Estimating healthcare expenditures after becoming divorced or widowed using propensity score matching

Eur J Health Econ. 2023 Sep;24(7):1047-1060. doi: 10.1007/s10198-022-01532-z. Epub 2022 Oct 17.

Abstract

Becoming divorced or widowed are stressful life events experienced by a substantial part of the population. While marital status is a significant predictor in many studies on healthcare expenditures, effects of a change in marital status, specifically becoming divorced or widowed, are less investigated.

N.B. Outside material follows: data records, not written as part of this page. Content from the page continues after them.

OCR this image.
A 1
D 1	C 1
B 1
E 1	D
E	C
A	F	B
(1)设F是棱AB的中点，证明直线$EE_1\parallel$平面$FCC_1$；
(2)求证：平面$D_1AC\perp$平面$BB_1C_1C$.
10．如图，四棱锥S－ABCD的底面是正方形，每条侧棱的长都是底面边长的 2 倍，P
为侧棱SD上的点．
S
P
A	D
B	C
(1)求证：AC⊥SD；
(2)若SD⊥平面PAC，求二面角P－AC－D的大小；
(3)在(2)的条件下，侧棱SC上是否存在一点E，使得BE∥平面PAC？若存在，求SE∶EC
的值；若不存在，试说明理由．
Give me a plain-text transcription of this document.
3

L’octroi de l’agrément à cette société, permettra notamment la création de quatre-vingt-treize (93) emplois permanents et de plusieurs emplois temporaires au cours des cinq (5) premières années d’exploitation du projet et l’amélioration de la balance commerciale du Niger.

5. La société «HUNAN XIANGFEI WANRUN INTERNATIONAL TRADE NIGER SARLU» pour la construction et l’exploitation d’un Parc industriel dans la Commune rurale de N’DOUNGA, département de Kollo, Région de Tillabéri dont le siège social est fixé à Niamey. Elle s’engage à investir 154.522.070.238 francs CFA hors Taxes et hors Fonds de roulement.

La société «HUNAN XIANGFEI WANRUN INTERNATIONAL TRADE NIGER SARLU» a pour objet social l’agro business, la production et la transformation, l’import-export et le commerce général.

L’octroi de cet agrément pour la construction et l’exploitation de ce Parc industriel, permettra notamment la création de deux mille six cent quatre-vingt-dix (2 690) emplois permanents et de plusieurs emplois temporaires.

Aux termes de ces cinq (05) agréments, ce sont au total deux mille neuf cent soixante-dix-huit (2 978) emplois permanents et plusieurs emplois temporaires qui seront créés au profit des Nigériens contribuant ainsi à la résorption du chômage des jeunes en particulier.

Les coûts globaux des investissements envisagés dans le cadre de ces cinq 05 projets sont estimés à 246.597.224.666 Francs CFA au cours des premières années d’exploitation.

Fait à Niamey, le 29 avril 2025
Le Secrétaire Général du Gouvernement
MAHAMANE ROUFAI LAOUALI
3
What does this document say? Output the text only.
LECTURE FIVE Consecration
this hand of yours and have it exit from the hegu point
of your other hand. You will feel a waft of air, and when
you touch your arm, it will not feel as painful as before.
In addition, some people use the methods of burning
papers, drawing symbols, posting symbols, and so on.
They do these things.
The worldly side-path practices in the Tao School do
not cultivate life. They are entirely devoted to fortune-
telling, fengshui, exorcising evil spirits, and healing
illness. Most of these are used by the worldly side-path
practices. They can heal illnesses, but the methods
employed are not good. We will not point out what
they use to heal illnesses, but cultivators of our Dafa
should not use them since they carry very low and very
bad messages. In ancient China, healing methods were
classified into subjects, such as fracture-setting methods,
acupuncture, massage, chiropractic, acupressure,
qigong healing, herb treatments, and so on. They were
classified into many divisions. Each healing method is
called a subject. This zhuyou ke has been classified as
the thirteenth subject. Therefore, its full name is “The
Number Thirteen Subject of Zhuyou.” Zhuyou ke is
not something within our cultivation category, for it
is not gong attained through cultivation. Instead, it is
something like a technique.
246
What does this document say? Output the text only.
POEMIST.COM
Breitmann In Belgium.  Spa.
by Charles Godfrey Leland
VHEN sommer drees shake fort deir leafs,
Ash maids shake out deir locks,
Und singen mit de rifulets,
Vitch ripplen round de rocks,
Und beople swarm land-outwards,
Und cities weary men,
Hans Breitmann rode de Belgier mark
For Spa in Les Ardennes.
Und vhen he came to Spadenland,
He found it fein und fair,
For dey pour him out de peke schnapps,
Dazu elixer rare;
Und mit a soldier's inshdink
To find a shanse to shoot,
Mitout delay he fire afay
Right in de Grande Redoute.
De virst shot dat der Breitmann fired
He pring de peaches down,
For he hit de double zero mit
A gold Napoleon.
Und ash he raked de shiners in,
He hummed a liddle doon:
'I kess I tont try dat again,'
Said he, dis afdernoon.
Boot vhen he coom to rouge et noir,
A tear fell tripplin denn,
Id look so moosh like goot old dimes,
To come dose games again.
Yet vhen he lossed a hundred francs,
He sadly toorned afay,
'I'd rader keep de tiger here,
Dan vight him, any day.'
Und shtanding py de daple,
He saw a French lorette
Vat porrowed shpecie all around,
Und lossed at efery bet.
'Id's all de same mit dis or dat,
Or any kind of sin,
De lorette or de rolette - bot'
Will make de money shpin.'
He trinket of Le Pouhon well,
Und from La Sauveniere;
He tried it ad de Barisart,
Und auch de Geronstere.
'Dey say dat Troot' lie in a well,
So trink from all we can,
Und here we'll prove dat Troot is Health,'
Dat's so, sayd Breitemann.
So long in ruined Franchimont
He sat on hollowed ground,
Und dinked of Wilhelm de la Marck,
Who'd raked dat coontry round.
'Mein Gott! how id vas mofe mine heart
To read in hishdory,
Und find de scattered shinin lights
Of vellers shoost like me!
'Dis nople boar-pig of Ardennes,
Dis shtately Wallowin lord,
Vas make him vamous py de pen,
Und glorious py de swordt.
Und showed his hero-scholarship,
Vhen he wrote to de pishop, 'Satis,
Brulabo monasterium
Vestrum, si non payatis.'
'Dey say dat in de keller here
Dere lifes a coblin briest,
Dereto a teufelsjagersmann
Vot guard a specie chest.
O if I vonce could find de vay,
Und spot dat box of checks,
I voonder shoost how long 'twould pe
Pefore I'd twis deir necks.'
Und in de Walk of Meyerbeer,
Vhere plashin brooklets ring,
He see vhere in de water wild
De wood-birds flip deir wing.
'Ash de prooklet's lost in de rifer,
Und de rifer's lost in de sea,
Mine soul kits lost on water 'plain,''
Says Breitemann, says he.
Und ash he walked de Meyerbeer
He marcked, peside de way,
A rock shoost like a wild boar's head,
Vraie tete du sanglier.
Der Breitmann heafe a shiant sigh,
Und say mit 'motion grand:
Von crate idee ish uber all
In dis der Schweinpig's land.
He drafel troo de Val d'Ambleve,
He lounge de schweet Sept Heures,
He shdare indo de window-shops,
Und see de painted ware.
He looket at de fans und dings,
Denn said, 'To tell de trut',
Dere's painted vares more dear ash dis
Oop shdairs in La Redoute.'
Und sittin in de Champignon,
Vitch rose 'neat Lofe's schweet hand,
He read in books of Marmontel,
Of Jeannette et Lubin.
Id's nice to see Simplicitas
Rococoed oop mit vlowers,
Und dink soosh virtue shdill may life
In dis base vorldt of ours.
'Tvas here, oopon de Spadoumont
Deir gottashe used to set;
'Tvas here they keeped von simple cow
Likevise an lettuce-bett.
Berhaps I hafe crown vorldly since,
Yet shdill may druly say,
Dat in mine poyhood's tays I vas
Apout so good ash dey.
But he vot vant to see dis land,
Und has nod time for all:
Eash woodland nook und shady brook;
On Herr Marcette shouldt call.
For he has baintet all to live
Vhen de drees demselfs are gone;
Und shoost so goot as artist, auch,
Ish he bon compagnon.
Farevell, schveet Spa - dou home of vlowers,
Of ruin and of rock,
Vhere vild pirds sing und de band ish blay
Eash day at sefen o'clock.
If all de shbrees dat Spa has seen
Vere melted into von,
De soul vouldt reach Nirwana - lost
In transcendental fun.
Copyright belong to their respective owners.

This study combines individual health claims data and registered sociodemographic characteristics from all Dutch inhabitants (about 17 million) to estimate the differences in healthcare expenditure for individuals whose marital status changed (n = 469,901) compared to individuals who remained married, using propensity score matching and generalized linear models. We found that individuals who were (long-term) divorced or widowed had 12-27% higher healthcare expenditures (RR = 1.12, 95% CI 1.11-1.14; RR = 1.27, 95% CI 1.26-1.29) than individuals who remained married. Foremost, this could be attributed to higher spending on mental healthcare and home care. Higher healthcare expenditures are observed for both divorced and widowed individuals, both recently and long-term divorced/widowed individuals, and across all age groups, income levels and educational levels.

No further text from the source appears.